Sur les autres demandes
Conformément à l’article 696 du code de procédure civile, la SA MAAF ASSURANCES, en qualité de partie succombante, sera condamnée aux entiers dépens d’instance, incluant le coût de l’expertise judiciaire et distraits au profit de Maître David HAZZAN par application de l’article 699 du même code.
La SA MAAF ASSURANCES sera en outre condamnée en cette même qualité à payer à Monsieur [F] [Z] une indemnité de 1.300 euros au titre de l’article 700 du code de procédure civile, avec intérêts au taux légal de plein droit à compter du jour du prononcé de la présente décision.

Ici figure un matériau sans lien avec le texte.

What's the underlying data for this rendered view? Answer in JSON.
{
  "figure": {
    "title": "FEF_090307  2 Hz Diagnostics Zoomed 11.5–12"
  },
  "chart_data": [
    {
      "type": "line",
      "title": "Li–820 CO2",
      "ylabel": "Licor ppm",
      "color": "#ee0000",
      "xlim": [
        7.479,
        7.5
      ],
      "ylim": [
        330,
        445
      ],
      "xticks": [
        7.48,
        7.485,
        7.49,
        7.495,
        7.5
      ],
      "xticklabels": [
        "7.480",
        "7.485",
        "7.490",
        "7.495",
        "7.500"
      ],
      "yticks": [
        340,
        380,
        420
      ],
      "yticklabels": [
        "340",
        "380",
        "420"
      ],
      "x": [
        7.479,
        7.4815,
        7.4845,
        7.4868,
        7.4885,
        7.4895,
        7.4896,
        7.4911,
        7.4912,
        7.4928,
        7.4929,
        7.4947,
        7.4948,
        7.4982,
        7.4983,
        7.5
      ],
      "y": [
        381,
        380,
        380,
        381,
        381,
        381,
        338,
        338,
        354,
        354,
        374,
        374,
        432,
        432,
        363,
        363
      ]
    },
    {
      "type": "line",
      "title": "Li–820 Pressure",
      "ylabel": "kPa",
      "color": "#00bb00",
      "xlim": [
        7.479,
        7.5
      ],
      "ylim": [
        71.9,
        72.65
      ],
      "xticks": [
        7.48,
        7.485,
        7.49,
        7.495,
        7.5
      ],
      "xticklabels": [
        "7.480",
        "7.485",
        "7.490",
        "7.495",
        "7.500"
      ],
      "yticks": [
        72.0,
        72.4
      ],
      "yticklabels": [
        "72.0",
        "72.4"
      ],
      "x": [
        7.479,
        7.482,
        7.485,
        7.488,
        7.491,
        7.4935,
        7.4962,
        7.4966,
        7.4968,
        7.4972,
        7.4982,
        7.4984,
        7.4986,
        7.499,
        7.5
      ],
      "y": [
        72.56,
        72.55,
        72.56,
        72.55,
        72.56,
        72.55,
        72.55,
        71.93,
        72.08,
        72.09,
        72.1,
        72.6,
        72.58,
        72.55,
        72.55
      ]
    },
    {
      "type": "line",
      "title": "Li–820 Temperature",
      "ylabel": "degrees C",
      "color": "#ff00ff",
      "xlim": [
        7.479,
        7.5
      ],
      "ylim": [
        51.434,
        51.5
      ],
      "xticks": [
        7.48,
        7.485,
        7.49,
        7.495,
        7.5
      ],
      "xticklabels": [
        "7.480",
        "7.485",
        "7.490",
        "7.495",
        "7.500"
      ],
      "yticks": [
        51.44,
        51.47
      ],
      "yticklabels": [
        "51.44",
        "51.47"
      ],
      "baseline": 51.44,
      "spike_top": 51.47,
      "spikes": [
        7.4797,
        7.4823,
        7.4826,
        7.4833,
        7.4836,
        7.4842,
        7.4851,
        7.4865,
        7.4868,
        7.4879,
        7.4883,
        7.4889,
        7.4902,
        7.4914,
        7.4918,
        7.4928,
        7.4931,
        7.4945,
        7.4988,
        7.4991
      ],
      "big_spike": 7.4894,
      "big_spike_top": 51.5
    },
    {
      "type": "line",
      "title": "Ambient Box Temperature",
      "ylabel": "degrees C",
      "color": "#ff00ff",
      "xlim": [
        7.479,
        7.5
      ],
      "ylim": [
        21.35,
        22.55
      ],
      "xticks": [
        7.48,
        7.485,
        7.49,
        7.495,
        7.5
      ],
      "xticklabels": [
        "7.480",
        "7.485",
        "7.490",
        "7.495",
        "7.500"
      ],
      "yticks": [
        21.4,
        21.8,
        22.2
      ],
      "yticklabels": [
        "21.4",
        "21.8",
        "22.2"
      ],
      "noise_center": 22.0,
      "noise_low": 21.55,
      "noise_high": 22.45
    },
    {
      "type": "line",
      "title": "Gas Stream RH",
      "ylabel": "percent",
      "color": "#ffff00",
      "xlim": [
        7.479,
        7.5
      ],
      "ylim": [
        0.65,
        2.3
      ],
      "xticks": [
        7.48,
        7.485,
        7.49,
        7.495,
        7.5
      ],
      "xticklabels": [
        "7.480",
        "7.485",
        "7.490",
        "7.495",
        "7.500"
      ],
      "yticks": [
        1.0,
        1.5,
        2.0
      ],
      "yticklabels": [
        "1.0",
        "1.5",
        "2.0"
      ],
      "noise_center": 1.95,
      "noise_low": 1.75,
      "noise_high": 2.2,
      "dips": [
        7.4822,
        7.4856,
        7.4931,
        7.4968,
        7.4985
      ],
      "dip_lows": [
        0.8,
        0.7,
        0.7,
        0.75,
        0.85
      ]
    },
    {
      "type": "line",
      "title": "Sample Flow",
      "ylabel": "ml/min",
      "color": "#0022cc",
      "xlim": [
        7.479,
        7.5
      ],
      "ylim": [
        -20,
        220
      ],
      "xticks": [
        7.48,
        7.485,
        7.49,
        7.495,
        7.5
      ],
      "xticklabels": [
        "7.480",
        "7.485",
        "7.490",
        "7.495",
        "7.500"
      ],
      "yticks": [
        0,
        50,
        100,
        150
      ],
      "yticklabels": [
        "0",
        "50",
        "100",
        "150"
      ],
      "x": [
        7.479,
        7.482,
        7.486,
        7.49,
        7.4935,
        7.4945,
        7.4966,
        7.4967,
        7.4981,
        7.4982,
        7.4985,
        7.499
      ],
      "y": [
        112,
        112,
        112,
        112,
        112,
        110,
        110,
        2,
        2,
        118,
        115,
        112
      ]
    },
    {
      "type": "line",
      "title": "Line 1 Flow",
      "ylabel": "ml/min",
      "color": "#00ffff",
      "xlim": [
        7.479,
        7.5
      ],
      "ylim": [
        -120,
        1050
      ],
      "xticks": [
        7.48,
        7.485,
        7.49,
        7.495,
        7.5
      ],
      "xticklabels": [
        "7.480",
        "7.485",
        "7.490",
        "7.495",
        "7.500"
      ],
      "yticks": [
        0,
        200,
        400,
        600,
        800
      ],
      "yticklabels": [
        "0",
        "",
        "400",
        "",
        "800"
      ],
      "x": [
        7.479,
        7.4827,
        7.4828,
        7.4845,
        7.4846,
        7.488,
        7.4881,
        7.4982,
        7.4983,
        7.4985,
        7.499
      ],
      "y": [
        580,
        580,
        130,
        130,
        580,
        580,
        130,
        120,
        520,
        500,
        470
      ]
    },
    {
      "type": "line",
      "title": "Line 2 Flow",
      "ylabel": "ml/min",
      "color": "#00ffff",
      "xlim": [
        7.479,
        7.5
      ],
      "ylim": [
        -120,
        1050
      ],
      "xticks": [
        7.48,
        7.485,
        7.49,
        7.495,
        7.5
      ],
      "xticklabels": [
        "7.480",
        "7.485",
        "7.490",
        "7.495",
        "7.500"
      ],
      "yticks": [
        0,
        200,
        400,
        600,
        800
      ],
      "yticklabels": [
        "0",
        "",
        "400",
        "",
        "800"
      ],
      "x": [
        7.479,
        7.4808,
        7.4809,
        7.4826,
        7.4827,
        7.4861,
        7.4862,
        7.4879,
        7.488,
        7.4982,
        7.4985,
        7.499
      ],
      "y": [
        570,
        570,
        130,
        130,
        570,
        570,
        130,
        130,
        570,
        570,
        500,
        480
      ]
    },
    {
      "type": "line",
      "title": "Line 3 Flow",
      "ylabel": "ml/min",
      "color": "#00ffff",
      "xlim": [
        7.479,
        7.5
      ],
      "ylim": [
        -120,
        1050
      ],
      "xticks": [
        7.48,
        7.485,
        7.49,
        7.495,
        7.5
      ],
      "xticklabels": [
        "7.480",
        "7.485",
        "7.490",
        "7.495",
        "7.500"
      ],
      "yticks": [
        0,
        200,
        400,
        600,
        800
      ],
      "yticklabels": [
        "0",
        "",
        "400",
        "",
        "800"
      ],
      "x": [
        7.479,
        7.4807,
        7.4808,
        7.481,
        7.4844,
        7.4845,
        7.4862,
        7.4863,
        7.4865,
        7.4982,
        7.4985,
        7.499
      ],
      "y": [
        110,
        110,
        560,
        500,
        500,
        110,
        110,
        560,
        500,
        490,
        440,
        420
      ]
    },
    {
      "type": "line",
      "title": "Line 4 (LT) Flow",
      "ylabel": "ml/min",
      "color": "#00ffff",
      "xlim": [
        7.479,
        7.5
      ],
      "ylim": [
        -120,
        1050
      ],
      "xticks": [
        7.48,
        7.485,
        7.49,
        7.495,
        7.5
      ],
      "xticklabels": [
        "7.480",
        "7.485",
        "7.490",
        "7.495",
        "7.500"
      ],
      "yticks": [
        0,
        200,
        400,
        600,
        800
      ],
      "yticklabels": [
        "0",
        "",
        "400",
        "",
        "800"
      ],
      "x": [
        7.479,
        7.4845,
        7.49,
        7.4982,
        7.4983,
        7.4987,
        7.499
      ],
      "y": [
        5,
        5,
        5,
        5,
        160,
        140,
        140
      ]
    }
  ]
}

Enfin, il convient de rappeler que la présente décision est de plein droit exécutoire par provision, en vertu des articles 514 et suivants du code de procédure civile. Aucun motif n’impose d’y déroger d’office, alors que, compatible avec la nature de l’affaire, elle s’impose au vu de l’ancienneté de l’accident.
PAR CES MOTIFS
LE TRIBUNAL,
Statuant par mise à disposition au greffe, par jugement réputé contradictoire, en matière civile ordinaire, en premier ressort, après en avoir délibéré conformément à la loi,
Dit que le droit à indemnisation de Monsieur [F] [Z] est entier,
Condamne la SA MAAF ASSURANCES à prendre en charge les conséquences dommageables de l’accident subi par Monsieur [F] [Z] le 18 novembre 2020,
Évalue le préjudice corporel de Monsieur [F] [Z] des suites de l’accident de la circulation du 18 novembre 2020 comme suit :
— frais divers : assistance à expertise 1.260 euros
— frais divers : tierce personne temporaire 7.393,50 euros
— perte de gains professionnels actuels 668,48 euros
— tierce personne permanente 41.350 euros
— incidence professionnelle 60.000 euros – réparé CPAM
— déficit fonctionnel temporaire total et partiel tous taux 8.801 euros
— souffrances endurées 25.000 euros
— préjudice esthétique temporaire 1.500 euros
— déficit fonctionnel permanent 48.400 euros
— préjudice esthétique permanent 5.000 euros
TOTAL 139.372,98 euros
PROVISION À DÉDUIRE 7.000 euros
SOLDE DÛ 132.372,98 euros
Fixe la créance de la CPAM des Bouches-du-Rhône à hauteur du montant des débours définitifs exposés du chef de la prise en charge des conséquences dommageables de accident de la circulation subi par Monsieur [F] [Z] le 18 novembre 2020, soit au total 317.957,07 euros (dépenses de santé actuelles, perte de gains professionnels actuels, dépenses de santé futures et incidence professionnelle),
EN CONSÉQUENCE :
Condamne la SA MAAF ASSURANCES à payer à Monsieur [F] [Z] la somme de 132.372,98 euros (cent trente deux mille trois cent soixante douze euros et quatre-vingt-dix-huit centimes) en réparation des préjudices consécutifs à l’accident du 18 novembre 2020, provision déduite et hors créances de la CPAM des Bouches-du-Rhône,
Condamne la SA MAAF ASSURANCES à payer à Monsieur [F] [Z] la somme de 1.300 euros (mille trois cent euros) au titre de l’article 700 du code de procédure civile,
Rappelle que ces condamnations emporteront intérêts au taux légal de plein droit à compter du jour du prononcé de la présente décision,
Condamne la SA MAAF ASSURANCES aux entiers dépens d’instance, incluant le coût de l’expertise judiciaire et distraits au profit de Maître David HAZZAN,
Rappelle que la présente décision est commune et opposable à la CPAM des Bouches-du-Rhône,
Rappelle que la présente décision bénéficie de l’exécution provisoire de droit et dit n’y avoir lieu à l’écarter ni limiter.
AINSI JUGÉ ET PRONONCÉ PAR MISE À DISPOSITION AU GREFFE DE LA DEUXIÈME CHAMBRE DU TRIBUNAL JUDICIAIRE DE MARSEILLE LES JOUR, MOIS ET AN SUSDITS.